Anyway, my focus was mostly on the people funding the projects. I used the term “public” because I needed to encompass both governments and private organizations and of course the government is influenced by public opinion, but I wasn’t trying to imply projects go through some kind of general referendum.
And those people are going to need to be convinced that the bang for buck of FCC is going to be much better than LHC was.
Just a drive-by observation:
Some apples and oranges are being compared in this cost/benefit discussion. Large total project costs span many years and many countries. For instance, the LHC took over a decade to build and had dozens of countries contributing (though each within its means). So, comparing the LHC total project cost to the NIH annual budget in the US is apples-to-oranges in two different ways.
Adjusted for inflation, the average annual US LHC construction cost was about $90M per year. That’s a number that can be more fairly compared to the $47B NIH annual budget. That is, LHC construction costs in today’s dollars is about 0.2% the NIH budget. I’m making no judgment statement here. Just clarifying the numbers.
Adding a similar cost into today’s US particle physics budget is about a 6% change.

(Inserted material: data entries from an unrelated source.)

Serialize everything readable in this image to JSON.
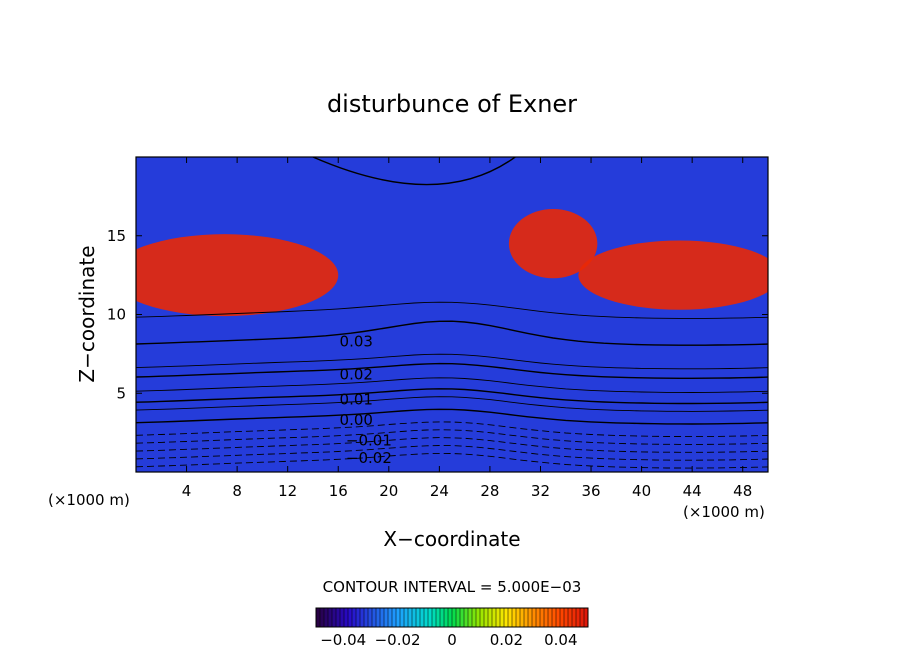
{
  "chart_data": {
    "type": "heatmap",
    "title": "disturbunce of Exner",
    "xlabel": "X−coordinate",
    "ylabel": "Z−coordinate",
    "x_unit": "(×1000 m)",
    "y_unit": "(×1000 m)",
    "xlim": [
      0,
      50
    ],
    "ylim": [
      0,
      20
    ],
    "x_ticks": [
      "4",
      "8",
      "12",
      "16",
      "20",
      "24",
      "28",
      "32",
      "36",
      "40",
      "44",
      "48"
    ],
    "y_ticks": [
      "5",
      "10",
      "15"
    ],
    "contour_interval_text": "CONTOUR INTERVAL = 5.000E−03",
    "contour_labels": [
      {
        "text": "0.03",
        "x": 16,
        "z": 8.3
      },
      {
        "text": "0.02",
        "x": 16,
        "z": 6.2
      },
      {
        "text": "0.01",
        "x": 16,
        "z": 4.6
      },
      {
        "text": "0.00",
        "x": 16,
        "z": 3.3
      },
      {
        "text": "−0.01",
        "x": 17,
        "z": 2.0
      },
      {
        "text": "−0.02",
        "x": 17,
        "z": 0.9
      }
    ],
    "colorbar": {
      "range": [
        -0.05,
        0.05
      ],
      "tick_labels": [
        "−0.04",
        "−0.02",
        "0",
        "0.02",
        "0.04"
      ],
      "tick_values": [
        -0.04,
        -0.02,
        0,
        0.02,
        0.04
      ]
    },
    "field_levels_z": [
      0,
      0.5,
      1,
      1.5,
      2,
      2.5,
      3,
      3.5,
      4,
      4.5,
      5,
      5.5,
      6,
      6.5,
      7,
      7.5,
      8,
      9,
      10,
      12,
      14,
      16,
      18,
      20
    ],
    "field_values": [
      -0.032,
      -0.027,
      -0.022,
      -0.018,
      -0.013,
      -0.009,
      -0.004,
      0.0,
      0.005,
      0.01,
      0.014,
      0.018,
      0.021,
      0.025,
      0.028,
      0.031,
      0.034,
      0.037,
      0.039,
      0.041,
      0.041,
      0.039,
      0.037,
      0.035
    ]
  }
}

To be sure, construction costs are not actually flat over time, there are future committed operations and research costs that aren’t insignificant, construction costs aren’t magically fungible with other parts of the portfolio, etc. But “sticker price” seems to be the general proxy you have been using.

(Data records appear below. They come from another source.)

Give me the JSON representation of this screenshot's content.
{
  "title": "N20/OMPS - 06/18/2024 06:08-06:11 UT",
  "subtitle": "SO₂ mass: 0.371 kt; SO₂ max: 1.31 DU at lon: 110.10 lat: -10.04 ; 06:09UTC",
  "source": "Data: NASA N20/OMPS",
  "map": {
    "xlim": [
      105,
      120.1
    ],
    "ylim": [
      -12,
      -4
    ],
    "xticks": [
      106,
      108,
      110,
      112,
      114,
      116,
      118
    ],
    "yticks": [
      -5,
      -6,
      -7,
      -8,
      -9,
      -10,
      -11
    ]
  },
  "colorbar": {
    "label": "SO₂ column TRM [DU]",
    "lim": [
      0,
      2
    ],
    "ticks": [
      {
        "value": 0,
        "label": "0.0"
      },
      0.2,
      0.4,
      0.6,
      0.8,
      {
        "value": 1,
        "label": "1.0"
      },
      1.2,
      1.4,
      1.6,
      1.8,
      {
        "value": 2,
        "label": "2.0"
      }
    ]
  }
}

Before the LHC was fired up, those in the know said that the most boring possible outcome of it was that it would find the Higgs and nothing else. There was a very long list of other things that it might find: Micro-black-holes, monopoles, SUSYs, sterile neutrinos, etc, any of which would have opened up entirely new fields of fascinating research. And if it hadn’t found the Higgs, that would have been exciting, too, because while models differed in what mass it would have, they all put it at below the LHC’s limit, so if it hadn’t shown up, that would have meant that all of our models needed to be replaced.
But, sadly, what it found was the Higgs and nothing else. Which, well, if that’s the way the Universe is, better to know that… but it’s still boring.

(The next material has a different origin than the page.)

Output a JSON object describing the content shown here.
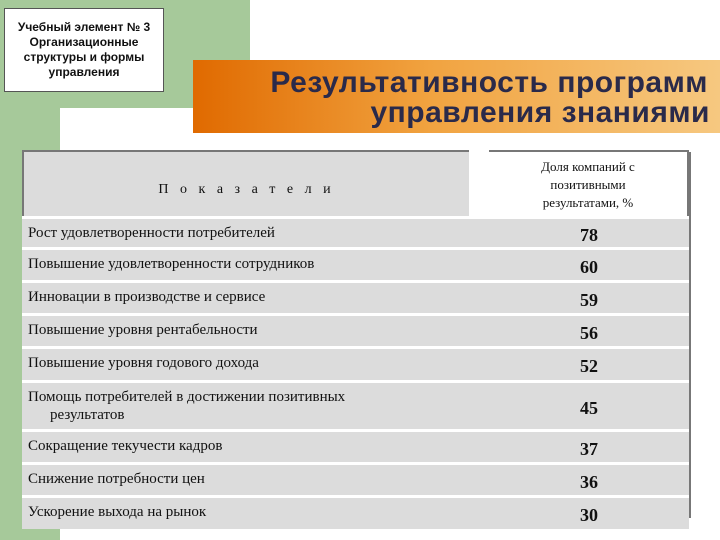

That’s a pretty good case for the LHC though; we don’t know until we try, and any one of those could have delivered lots of new physics. But if I remember right, there was already doubts that it would find any of those things, and hearing such doubts voiced after a project has been greenlit is unusual.
I dunno, I might be misremembering. The clearest memory I have is of the press hyping up the “might destroy the world” crap.
If most particle physicists had good expectations for the project then absolutely it made sense to do it. FCC though being an order of magnitude more and after LHC disappointed…may struggle to get the support it needs and I think it’s right we make such tough calls.